Department of Biochemistry, University of Bayreuth, Bayreuth, Germany.
Institute of Informatics and Applications, University of Girona, Girona, Spain.
Nat Commun. 2022 Jul 27;13(1):4348. doi: 10.1038/s41467-022-32007-7.
Protein design aims to build novel proteins customized for specific purposes, thereby holding the potential to tackle many environmental and biomedical problems. Recent progress in Transformer-based architectures has enabled the implementation of language models capable of generating text with human-like capabilities. Here, motivated by this success, we describe ProtGPT2, a language model trained on the protein space that generates de novo protein sequences following the principles of natural ones. The generated proteins display natural amino acid propensities, while disorder predictions indicate that 88% of ProtGPT2-generated proteins are globular, in line with natural sequences. Sensitive sequence searches in protein databases show that ProtGPT2 sequences are distantly related to natural ones, and similarity networks further demonstrate that ProtGPT2 is sampling unexplored regions of protein space. AlphaFold prediction of ProtGPT2-sequences yields well-folded non-idealized structures with embodiments and large loops and reveals topologies not captured in current structure databases. ProtGPT2 generates sequences in a matter of seconds and is freely available.

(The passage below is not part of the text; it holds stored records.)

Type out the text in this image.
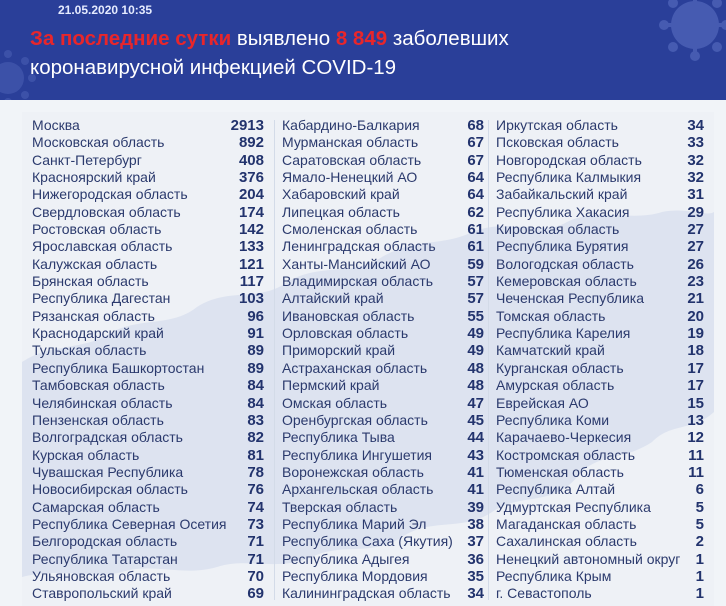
21.05.2020 10:35
За последние сутки выявлено 8 849 заболевших
коронавирусной инфекцией COVID-19
Москва	2913
Московская область	892
Санкт-Петербург	408
Красноярский край	376
Нижегородская область	204
Свердловская область	174
Ростовская область	142
Ярославская область	133
Калужская область	121
Брянская область	117
Республика Дагестан	103
Рязанская область	96
Краснодарский край	91
Тульская область	89
Республика Башкортостан	89
Тамбовская область	84
Челябинская область	84
Пензенская область	83
Волгоградская область	82
Курская область	81
Чувашская Республика	78
Новосибирская область	76
Самарская область	74
Республика Северная Осетия 73
Белгородская область	71
Республика Татарстан	71
Ульяновская область	70
Ставропольский край	69
Кабардино-Балкария	68
Мурманская область	67
Саратовская область	67
Ямало-Ненецкий АО	64
Хабаровский край	64
Липецкая область	62
Смоленская область	61
Ленинградская область 61
Ханты-Мансийский АО 59
Владимирская область 57
Алтайский край	57
Ивановская область	55
Орловская область	49
Приморский край	49
Астраханская область	48
Пермский край	48
Омская область	47
Оренбургская область	45
Республика Тыва	44
Республика Ингушетия 43
Воронежская область	41
Архангельская область 41
Тверская область	39
Республика Марий Эл	38
Республика Саха (Якутия) 37
Республика Адыгея	36
Республика Мордовия	35
Калининградская область 34
Иркутская область	34
Псковская область	33
Новгородская область	32
Республика Калмыкия	32
Забайкальский край	31
Республика Хакасия	29
Кировская область	27
Республика Бурятия	27
Вологодская область	26
Кемеровская область	23
Чеченская Республика	21
Томская область	20
Республика Карелия	19
Камчатский край	18
Курганская область	17
Амурская область	17
Еврейская АО	15
Республика Коми	13
Карачаево-Черкесия	12
Костромская область	11
Тюменская область	11
Республика Алтай	6
Удмуртская Республика	5
Магаданская область	5
Сахалинская область	2
Ненецкий автономный округ 1
Республика Крым	1
г. Севастополь	1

蛋白质设计旨在构建针对特定目的定制的新型蛋白质,从而有可能解决许多环境和生物医学问题。基于转换器的架构的最新进展使得能够实现能够生成具有类似人类能力的文本的语言模型。在这里,受到这一成功的启发,我们描述了 ProtGPT2,这是一个在蛋白质空间上训练的语言模型,它根据自然原则生成新的蛋白质序列。生成的蛋白质显示出自然的氨基酸倾向,而无序预测表明 88%的 ProtGPT2 生成的蛋白质是球状的,与天然序列一致。在蛋白质数据库中进行敏感的序列搜索表明,ProtGPT2 序列与天然序列相差甚远,相似性网络进一步表明 ProtGPT2 正在探索蛋白质空间中未被探索的区域。ProtGPT2 序列的 AlphaFold 预测产生了具有实体和大环的折叠良好的非理想结构,并揭示了当前结构数据库中未捕获的拓扑结构。ProtGPT2 可以在几秒钟内生成序列,并且可以免费使用。